だからこそ東妻純平選手にはぜひ、打席でも意地を見せてほしいなと…!

個人的にはさほど打順は気にしないタイプなのですが、この戦いには注目していきたいと思います。

参考:智弁和歌山・徳丸天晴は中学通算22発|一年で四番は15年ぶりの快挙

あの悔しさも最後の夏のために

東妻純平選手は1年生の頃から注目していますが、印象的だったのは何と言っても2019春の近畿大会・智弁学園との一戦です。

この智弁対決は智弁和歌山がリードしながら満塁ホームランを浴びるなど、7対9で落としました。

連続四球からの失点にしびれを切らした中谷仁監督は、東妻純平選手を途中で交代させたんですよね。

公式戦で初めて、です。

さすがにこの事態には球場からも驚きの声が挙がっていましたが、未だに忘れないのが東妻純平選手が見せたベンチでの姿です。

ベンチでも監督から厳しい言葉を投げられたように見えましたが、この交代が悔しくないわけがありません。

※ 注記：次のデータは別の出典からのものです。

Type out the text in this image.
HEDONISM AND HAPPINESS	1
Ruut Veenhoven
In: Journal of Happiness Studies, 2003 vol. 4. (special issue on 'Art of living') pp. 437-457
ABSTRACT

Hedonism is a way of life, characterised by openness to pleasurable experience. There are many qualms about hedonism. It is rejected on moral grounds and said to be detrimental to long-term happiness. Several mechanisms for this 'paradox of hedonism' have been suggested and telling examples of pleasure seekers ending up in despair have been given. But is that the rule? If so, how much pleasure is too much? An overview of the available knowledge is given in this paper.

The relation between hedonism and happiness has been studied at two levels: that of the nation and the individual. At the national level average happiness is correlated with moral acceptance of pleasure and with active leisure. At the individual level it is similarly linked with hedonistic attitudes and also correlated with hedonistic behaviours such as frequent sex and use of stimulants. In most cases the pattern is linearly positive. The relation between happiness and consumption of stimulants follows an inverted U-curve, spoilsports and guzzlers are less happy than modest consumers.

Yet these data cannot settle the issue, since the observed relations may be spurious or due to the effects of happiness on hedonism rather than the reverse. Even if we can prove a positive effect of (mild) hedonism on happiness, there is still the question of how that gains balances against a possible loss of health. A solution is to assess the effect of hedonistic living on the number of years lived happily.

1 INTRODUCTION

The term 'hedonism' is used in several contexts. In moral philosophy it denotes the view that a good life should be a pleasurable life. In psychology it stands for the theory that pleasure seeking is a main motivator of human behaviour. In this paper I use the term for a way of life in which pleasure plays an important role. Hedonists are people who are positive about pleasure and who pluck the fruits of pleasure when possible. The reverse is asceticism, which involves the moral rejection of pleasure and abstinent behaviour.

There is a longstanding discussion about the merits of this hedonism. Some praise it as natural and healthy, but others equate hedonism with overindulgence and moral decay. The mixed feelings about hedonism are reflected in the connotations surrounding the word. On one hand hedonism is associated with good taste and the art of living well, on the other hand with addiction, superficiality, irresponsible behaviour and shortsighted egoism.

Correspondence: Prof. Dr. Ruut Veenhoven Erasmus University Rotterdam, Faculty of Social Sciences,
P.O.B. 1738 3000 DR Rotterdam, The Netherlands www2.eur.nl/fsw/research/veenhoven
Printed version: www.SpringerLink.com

その上でしっかりと戦況を見つめる姿勢には目頭が熱くなりました。

この試合は東妻純平選手、そして夏の頂点を目指す智弁和歌山にとって大きなターニングポイントになったのではと感じます。

すべては高校最後の夏のために。

東妻純平選手が見せる高校での集大成に期待して、応援していきたいと思います。